Behind the Scenes with U.S. CBP

It can often be easy for pedestrians and drivers to complain about the long lines at the Brownsville ports of entry. But, for the guys in blue wearing a U.S. Customs and Border Protection badge, it's not as easy as greeting people and letting them go into the country. Officers have a matter of seconds to determine whether people are entering the country legally, and without intent to do harm. "Since 911, the world changed and so did our agency," Eduardo Perez, CBP public information officer said. "Our new focus has changed to be stopping terrorists and weapons of terrorism." In order to do that, CBP relies on sophisticated technology that helps officers see far beyond what the human eye can see; K-9s and their elevated sense of smell; databases, but most importantly, their interviewing skills. "The officers are looking at the person themselves - how is the person answering a question, what is the person doing as we're asking them a question?" CBP Chief John Deputy said. "Do the answers make sense to the officer? It's something you would expect a law-abiding citizen or traveler to do." CBP officers also help the U.S. Agriculture by prohibiting many plants and food items from coming into the country.
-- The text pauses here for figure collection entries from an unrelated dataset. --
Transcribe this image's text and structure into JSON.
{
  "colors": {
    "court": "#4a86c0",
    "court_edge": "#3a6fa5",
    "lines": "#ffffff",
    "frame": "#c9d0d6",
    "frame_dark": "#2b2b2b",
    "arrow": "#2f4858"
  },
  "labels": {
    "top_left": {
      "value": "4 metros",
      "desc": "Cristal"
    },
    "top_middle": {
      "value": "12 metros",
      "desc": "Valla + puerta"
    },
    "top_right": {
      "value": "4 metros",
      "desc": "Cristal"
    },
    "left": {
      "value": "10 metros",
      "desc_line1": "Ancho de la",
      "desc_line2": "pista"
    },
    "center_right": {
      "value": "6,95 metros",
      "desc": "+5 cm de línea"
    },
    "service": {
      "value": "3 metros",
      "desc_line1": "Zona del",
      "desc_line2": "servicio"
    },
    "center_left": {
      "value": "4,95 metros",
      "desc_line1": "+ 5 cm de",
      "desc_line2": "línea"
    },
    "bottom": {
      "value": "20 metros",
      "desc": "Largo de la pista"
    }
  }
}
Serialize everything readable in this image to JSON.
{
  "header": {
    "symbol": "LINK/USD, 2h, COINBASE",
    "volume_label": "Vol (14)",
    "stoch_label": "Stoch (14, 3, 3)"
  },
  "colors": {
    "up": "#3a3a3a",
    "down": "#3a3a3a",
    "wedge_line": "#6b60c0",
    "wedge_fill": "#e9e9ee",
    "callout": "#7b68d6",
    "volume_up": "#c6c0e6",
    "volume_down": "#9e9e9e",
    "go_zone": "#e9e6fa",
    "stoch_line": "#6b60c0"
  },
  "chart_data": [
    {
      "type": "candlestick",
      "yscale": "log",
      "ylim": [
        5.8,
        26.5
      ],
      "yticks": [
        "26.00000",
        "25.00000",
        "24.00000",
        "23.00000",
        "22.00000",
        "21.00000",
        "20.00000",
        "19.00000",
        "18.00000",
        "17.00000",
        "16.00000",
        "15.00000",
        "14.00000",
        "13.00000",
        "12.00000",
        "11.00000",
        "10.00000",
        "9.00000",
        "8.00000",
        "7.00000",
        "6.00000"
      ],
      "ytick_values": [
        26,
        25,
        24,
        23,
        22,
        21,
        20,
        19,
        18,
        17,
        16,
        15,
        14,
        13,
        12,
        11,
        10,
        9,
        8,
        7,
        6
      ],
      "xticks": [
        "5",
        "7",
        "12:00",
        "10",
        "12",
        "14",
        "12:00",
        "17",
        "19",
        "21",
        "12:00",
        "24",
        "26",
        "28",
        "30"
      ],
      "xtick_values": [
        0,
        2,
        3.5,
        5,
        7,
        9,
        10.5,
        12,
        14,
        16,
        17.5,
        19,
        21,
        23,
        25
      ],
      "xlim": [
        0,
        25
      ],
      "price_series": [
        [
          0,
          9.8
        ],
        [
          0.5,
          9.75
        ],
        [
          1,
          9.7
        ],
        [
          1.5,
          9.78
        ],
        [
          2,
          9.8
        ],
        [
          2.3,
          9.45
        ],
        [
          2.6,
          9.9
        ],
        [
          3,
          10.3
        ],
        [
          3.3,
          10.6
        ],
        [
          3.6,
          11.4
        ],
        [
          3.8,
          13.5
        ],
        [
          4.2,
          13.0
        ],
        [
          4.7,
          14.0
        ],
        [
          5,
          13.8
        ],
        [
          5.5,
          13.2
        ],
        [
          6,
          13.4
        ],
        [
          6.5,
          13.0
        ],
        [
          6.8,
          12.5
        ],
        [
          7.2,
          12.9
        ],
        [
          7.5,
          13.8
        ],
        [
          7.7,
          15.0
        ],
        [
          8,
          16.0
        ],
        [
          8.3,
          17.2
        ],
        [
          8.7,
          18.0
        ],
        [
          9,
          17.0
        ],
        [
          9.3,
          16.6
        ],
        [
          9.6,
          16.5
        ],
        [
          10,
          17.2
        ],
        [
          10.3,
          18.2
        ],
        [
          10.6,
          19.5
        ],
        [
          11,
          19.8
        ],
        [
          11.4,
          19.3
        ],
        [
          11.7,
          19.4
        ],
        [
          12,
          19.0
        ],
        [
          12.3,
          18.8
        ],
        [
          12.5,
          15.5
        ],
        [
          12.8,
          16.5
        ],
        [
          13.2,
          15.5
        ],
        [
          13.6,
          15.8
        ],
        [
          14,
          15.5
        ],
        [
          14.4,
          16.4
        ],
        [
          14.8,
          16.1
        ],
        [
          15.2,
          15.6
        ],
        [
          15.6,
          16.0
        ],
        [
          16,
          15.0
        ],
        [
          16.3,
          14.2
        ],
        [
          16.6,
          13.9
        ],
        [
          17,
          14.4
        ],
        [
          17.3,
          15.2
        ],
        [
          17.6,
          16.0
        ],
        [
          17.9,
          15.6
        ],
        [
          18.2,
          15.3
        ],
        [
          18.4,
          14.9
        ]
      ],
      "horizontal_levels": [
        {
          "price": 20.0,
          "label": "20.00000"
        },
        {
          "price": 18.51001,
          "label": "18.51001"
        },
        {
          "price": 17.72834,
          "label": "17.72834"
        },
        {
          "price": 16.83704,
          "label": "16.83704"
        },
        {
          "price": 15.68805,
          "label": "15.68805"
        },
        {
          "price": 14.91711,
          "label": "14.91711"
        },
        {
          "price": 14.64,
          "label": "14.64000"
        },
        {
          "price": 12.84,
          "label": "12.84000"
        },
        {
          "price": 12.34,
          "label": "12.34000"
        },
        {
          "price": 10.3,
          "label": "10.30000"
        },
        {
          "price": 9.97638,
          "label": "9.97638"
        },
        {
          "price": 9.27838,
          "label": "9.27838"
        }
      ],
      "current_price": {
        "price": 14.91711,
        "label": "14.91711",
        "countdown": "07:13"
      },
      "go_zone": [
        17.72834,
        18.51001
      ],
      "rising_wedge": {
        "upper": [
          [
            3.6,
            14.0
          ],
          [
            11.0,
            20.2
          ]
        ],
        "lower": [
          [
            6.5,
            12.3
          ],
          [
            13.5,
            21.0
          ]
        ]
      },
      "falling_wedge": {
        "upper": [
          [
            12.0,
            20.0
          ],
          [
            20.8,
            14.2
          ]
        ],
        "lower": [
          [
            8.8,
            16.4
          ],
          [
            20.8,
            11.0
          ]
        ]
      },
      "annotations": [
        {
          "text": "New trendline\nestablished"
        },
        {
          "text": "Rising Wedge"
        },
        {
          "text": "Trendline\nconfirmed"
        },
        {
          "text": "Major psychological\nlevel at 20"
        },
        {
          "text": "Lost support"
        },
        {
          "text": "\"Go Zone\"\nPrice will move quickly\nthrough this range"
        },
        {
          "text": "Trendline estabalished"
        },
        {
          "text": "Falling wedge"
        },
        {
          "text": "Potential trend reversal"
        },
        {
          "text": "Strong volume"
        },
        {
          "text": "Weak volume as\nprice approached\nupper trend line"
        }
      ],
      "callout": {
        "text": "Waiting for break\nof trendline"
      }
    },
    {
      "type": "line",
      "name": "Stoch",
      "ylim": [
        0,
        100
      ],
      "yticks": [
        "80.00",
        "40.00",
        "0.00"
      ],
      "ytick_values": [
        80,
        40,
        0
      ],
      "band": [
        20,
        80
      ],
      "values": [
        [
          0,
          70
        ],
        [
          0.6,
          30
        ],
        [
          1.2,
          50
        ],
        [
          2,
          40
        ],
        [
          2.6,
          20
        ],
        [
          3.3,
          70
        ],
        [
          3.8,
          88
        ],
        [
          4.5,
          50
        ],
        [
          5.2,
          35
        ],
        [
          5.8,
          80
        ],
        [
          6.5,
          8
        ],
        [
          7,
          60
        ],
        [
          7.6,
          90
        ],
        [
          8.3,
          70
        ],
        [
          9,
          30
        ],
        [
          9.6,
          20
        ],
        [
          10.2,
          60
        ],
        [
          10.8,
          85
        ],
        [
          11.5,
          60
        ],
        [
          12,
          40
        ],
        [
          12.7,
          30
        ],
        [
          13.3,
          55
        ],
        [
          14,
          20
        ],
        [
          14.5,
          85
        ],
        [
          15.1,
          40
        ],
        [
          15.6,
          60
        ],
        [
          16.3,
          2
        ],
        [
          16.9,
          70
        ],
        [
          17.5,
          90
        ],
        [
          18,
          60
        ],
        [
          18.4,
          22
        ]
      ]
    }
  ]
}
Officers said often fruits carry pests that can be detrimental to American farms. "Agriculture is here on the front lines trying to make sure we keep any of these diseases out, that might cost the tax-payers millions of dollars to eradicate," Agriculture Specialist Eutemio Cantu, Jr., said CBP officers said it's never a normal day at the office for them, and that's why weapons and physical training is ongoing. Port Director Michael Freeman said keeping officers on their toes can only mean stronger front lines. "Based upon the threats that we have seen recently, we're trying to mitigate that, by informing the officers of what's going-on, keeping them highly trained, and skilled in their proficiency to identify any threats that may come to the border," Freeman said.